Guy Ménard, Enseignant au Département de cinéma du Collège Ahuntsic et ancien professeur à l’UdeM

«L’université familiarise les étudiants à une méthode de travail qui les amène à être plus conscients de l’importance de la qualité de la langue française», juge le professeur de cinéma du Collège Ahuntsic Guy Ménard, qui a également enseigné à l’UdeM. Selon lui, les étudiants universitaires possèdent une meilleure maîtrise de la langue française que ceux du niveau collégial, même si ces derniers se voient retrancher beaucoup de points en raison de leurs fautes. Alors que la pondération varie entre 10 % et 30 % de la note finale au cégep, à l’université, le fait de retrancher des points pour la langue est généralement laissé à la discrétion du professeur.

L’étudiante au baccalauréat en architecture de paysage à l’UdeM, Marie-Christine Perron, avoue toutefois avoir vu la qualité de son français se détériorer depuis qu’elle a fait son entrée dans son nouveau programme universitaire. «J’écrivais mieux quand je faisais ma majeure en science politique ou en dernière année de cégep», soutient-elle. L’étudiante admet pourtant n’avoir jamais éprouvé de réelles difficultés à bien maîtriser la langue française.

«Les travaux écrits ne sont pas très nombreux dans mon programme, j’en ai fait cinq en trois années de baccalauréat environ , explique-t-elle . Nous devons plutôt créer des panneaux de présentation, et dans ce cas-là, il n’y a pas toujours de points alloués à la qualité du français.» Selon elle, le manque de pratique en écriture, jumelé à l’importance moins grande qui est accordée à la langue dans ses travaux, ont contribué à appauvrir ses aptitudes en français.

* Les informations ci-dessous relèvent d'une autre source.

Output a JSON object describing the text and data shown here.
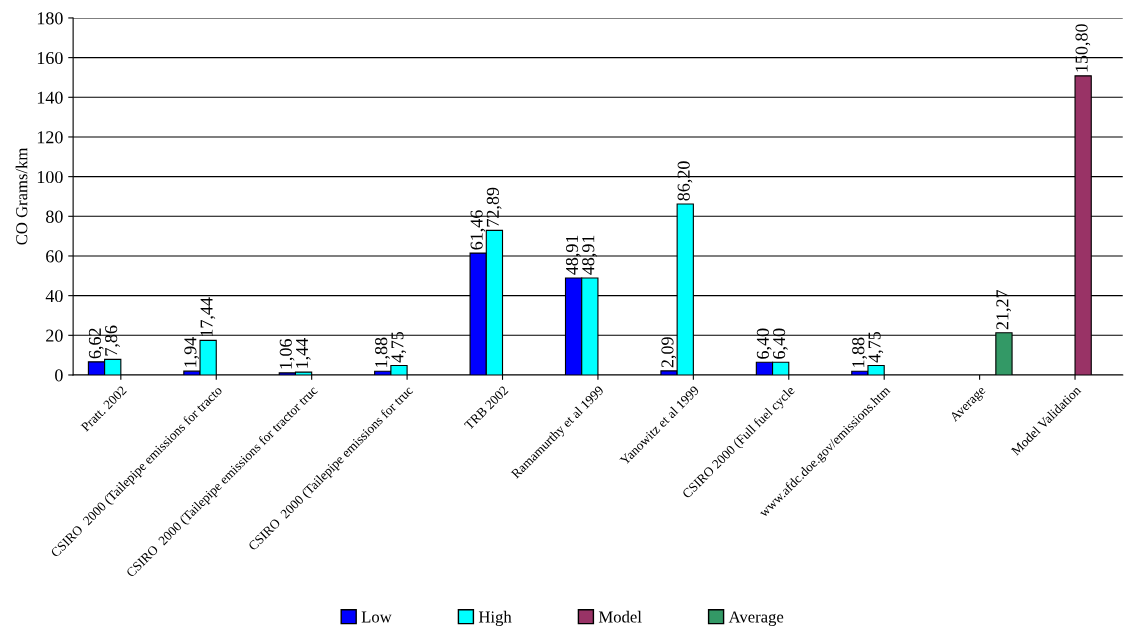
{
  "chart_data": {
    "type": "bar",
    "ylabel": "CO Grams/km",
    "categories": [
      "Pratt. 2002",
      "CSIRO  2000 (Tailepipe emissions for tracto",
      "CSIRO  2000 (Tailepipe emissions for tractor truc",
      "CSIRO  2000 (Tailepipe emissions for truc",
      "TRB 2002",
      "Ramamurthy et al 1999",
      "Yanowitz et al 1999",
      "CSIRO 2000 (Full fuel cycle",
      "www.afdc.doe.gov/emissions.htm",
      "Average",
      "Model Validation"
    ],
    "series": [
      {
        "name": "Low",
        "color": "#0000ff",
        "values": [
          6.62,
          1.94,
          1.06,
          1.88,
          61.46,
          48.91,
          2.09,
          6.4,
          1.88,
          null,
          null
        ],
        "value_labels": [
          "6,62",
          "1,94",
          "1,06",
          "1,88",
          "61,46",
          "48,91",
          "2,09",
          "6,40",
          "1,88",
          null,
          null
        ]
      },
      {
        "name": "High",
        "color": "#00ffff",
        "values": [
          7.86,
          17.44,
          1.44,
          4.75,
          72.89,
          48.91,
          86.2,
          6.4,
          4.75,
          null,
          null
        ],
        "value_labels": [
          "7,86",
          "17,44",
          "1,44",
          "4,75",
          "72,89",
          "48,91",
          "86,20",
          "6,40",
          "4,75",
          null,
          null
        ]
      },
      {
        "name": "Model",
        "color": "#993366",
        "values": [
          null,
          null,
          null,
          null,
          null,
          null,
          null,
          null,
          null,
          null,
          150.8
        ],
        "value_labels": [
          null,
          null,
          null,
          null,
          null,
          null,
          null,
          null,
          null,
          null,
          "150,80"
        ]
      },
      {
        "name": "Average",
        "color": "#339966",
        "values": [
          null,
          null,
          null,
          null,
          null,
          null,
          null,
          null,
          null,
          21.27,
          null
        ],
        "value_labels": [
          null,
          null,
          null,
          null,
          null,
          null,
          null,
          null,
          null,
          "21,27",
          null
        ]
      }
    ],
    "ylim": [
      0,
      180
    ],
    "yticks": [
      0,
      20,
      40,
      60,
      80,
      100,
      120,
      140,
      160,
      180
    ],
    "grid": "y",
    "legend": "bottom"
  }
}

Maîtriser les codes de la langue française

«Si on ne donne pas aux étudiants des signes précis qu’il est important de maîtriser la langue française, ils ne posséderont pas cette qualité, alors que c’est un outil qui leur permet d’être libres de leurs idées» , soutient l’enseignant en cinéma Guy Ménard.

La conseillère en linguistique du centre de communication écrite de l’UdeM, Annie Desnoyers, affirme que les politiques linguistiques de l’université sont pourtant strictes. L’étudiant doit d’abord réussir l’épreuve uniforme de français du réseau collégial ou le Test de français d’admission (TFA). Certains programmes exigent aussi la réussite du test de français Laval-Montréal (TFLM), qui permet de vérifier les connaissances des étudiants sur la norme du français écrit. «Souvent, lorsque les facultés font passer de tels examens d’admission, elles vont également être sensibles à la qualité de la langue dans leurs cours» ,affirme la conseillère. L’absence de pondération n’est donc pas, selon elle, synonyme d’un désintérêt de l’enseignant par rapport à l’importance de la qualité du français.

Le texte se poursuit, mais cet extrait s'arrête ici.